Zwischen den Weltkriegen als Kind jüdischer Eltern in einem Kreis von Künstlern, Psychoanalytikern und Intellektuellen aufgewachsen, hat sie von Anfang an gezeichnet und gemalt. Davon leben hätte sie nicht können, sagt sie heute. Aber ihre naturalistischen Gemälde sind im Ausseerland sehr gefragt. Ein befreundeter Tischler in Grundlsee ist sogar glücklicher Besitzer eines echten Edith Kramer-Freskos an der Wand seiner Werkstatt. In der Villa Bielka hängt ein Portrait dieses längst verstorbenen österreichischen Ministers, im Gabilon-Haus findet man ein Original von ihrer Hand, und die Gössler Bauern sind stolz auf das Ölbild, das sie von ihr besitzen.

Brennessel-Spinat und Distelböden
Kramers Rucksack läßt sich in eine selbstgebastelte Staffelei umbauen. Sie scheut ein Handy und hat für den Notfall ein Trillerpfeiferl. Jeden zweiten Tag kommt ein befreundeter Betreuer und holt Wasser von der Quelle, hackt Holz und bringt ein bescheidenes Quantum an Grundnahrungsmitteln. Im Sommer isst sie, was der Almboden hergibt. Mit Vorliebe Brennesselspinat mit Butter und Brösel oder eingerollte junge Farne oder Distelböden.

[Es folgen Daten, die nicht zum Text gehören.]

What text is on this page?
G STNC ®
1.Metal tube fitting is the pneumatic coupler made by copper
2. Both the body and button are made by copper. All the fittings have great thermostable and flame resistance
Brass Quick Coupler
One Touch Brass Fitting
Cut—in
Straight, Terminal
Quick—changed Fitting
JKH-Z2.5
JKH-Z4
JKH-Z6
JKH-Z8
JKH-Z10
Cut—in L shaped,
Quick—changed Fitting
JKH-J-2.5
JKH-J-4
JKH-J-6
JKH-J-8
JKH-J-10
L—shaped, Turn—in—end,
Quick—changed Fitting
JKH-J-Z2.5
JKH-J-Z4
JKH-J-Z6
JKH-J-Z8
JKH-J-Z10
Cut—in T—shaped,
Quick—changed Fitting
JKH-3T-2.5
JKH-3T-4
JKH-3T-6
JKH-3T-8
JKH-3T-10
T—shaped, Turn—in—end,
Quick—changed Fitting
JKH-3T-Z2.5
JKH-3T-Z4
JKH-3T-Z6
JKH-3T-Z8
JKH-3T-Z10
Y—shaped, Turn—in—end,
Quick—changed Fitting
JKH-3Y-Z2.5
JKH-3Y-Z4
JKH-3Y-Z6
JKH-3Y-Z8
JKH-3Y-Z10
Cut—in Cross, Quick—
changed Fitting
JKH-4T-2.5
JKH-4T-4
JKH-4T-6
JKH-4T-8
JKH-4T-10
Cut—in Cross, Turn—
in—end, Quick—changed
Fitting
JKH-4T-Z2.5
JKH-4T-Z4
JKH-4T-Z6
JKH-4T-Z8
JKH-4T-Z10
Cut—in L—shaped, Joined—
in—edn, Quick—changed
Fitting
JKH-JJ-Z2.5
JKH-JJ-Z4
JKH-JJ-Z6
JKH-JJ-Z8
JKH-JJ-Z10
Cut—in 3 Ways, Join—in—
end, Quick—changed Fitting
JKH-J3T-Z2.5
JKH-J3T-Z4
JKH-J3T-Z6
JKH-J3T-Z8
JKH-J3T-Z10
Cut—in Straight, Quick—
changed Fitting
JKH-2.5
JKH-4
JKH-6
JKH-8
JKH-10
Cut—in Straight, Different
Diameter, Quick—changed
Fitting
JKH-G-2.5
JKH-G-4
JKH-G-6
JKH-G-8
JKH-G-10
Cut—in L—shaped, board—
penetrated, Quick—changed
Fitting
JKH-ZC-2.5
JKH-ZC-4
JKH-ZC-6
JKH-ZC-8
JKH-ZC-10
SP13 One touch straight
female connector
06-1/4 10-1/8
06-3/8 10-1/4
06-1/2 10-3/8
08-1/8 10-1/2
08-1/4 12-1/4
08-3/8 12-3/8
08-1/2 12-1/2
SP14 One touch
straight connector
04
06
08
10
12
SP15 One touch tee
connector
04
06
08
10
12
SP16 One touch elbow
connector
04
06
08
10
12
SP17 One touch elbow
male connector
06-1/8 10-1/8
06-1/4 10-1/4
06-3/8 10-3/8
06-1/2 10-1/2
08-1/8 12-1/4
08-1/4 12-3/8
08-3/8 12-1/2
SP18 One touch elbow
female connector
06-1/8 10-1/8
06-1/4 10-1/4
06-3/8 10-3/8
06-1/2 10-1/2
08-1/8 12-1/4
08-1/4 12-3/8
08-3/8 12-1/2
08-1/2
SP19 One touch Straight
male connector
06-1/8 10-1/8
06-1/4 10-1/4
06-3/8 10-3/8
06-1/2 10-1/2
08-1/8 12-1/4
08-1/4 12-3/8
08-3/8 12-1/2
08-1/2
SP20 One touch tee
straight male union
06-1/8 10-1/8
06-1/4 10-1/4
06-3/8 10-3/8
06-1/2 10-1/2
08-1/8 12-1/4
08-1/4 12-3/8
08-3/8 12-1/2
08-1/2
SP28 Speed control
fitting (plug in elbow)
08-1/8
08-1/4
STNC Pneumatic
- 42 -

Abgesehen von einer Schwerhörigkeit ist Frau Kramer, von den Freunden "Mummi" genannt, gesund. Heuer haben ihr die ersten 10 Tage auf der Alm wieder Kraft gegeben, obwohl sie für das letzte steile Wegstück von der Forststraße bis zur Hütte schon sehr lange braucht.

Vor zwei Jahren erlitt sie in Paris einen Beinbruch und mußte genagelt werden. Seither trägt sie aufgedoppelte Schuhe, weil ein Bein kürzer geworden ist.

Reformschule und Kunsttherapie-Programme
Die mit dem Ehrenzeichen der Stadt Wien und dem Goldenen Verdienstkreuz des Landes ausgezeichnete Spezialistin für psychologisch orientierte Pädagogik hat nach der lebensnotwendigen Emigration zwischen 1938 und 1941 in einer progressiven Reformschule in Greenwich Village mit sehr schwierigen Kindern gearbeitet und später Kunsttherapieprogramme für psychisch gestörte Buben aus den Slums ausgearbeitet.

Auch für Krankenhäuser entwickelte sie Programme, arbeitete mit blinden Kindern, erhielt Stipendien. Durch ihre Lehrtätigkeit an Universitäten und Ausstellungen eigener Werke machte sie sich in den Staaten einen Namen. Sie schrieb drei Standardwerke in Sachen Kunsttherapie, eines wurde in sieben Sprachen übersetzt und gilt als grundlegender Baustein in der Ausbildung für Kunsttherapeuten.

In zwei Welten zu Hause
Bei einem Gespräch auf der Alm (zwischen zwei Blumenbildern) sagt sie, dass sie sehr gerne in New York lebt, aber auch sehr froh, glücklich und zufrieden ist, in Grundlsee und im Eibel sein zu können. Sie ist einfach in zwei Welten zu Hause. Hoffentlich noch recht lange.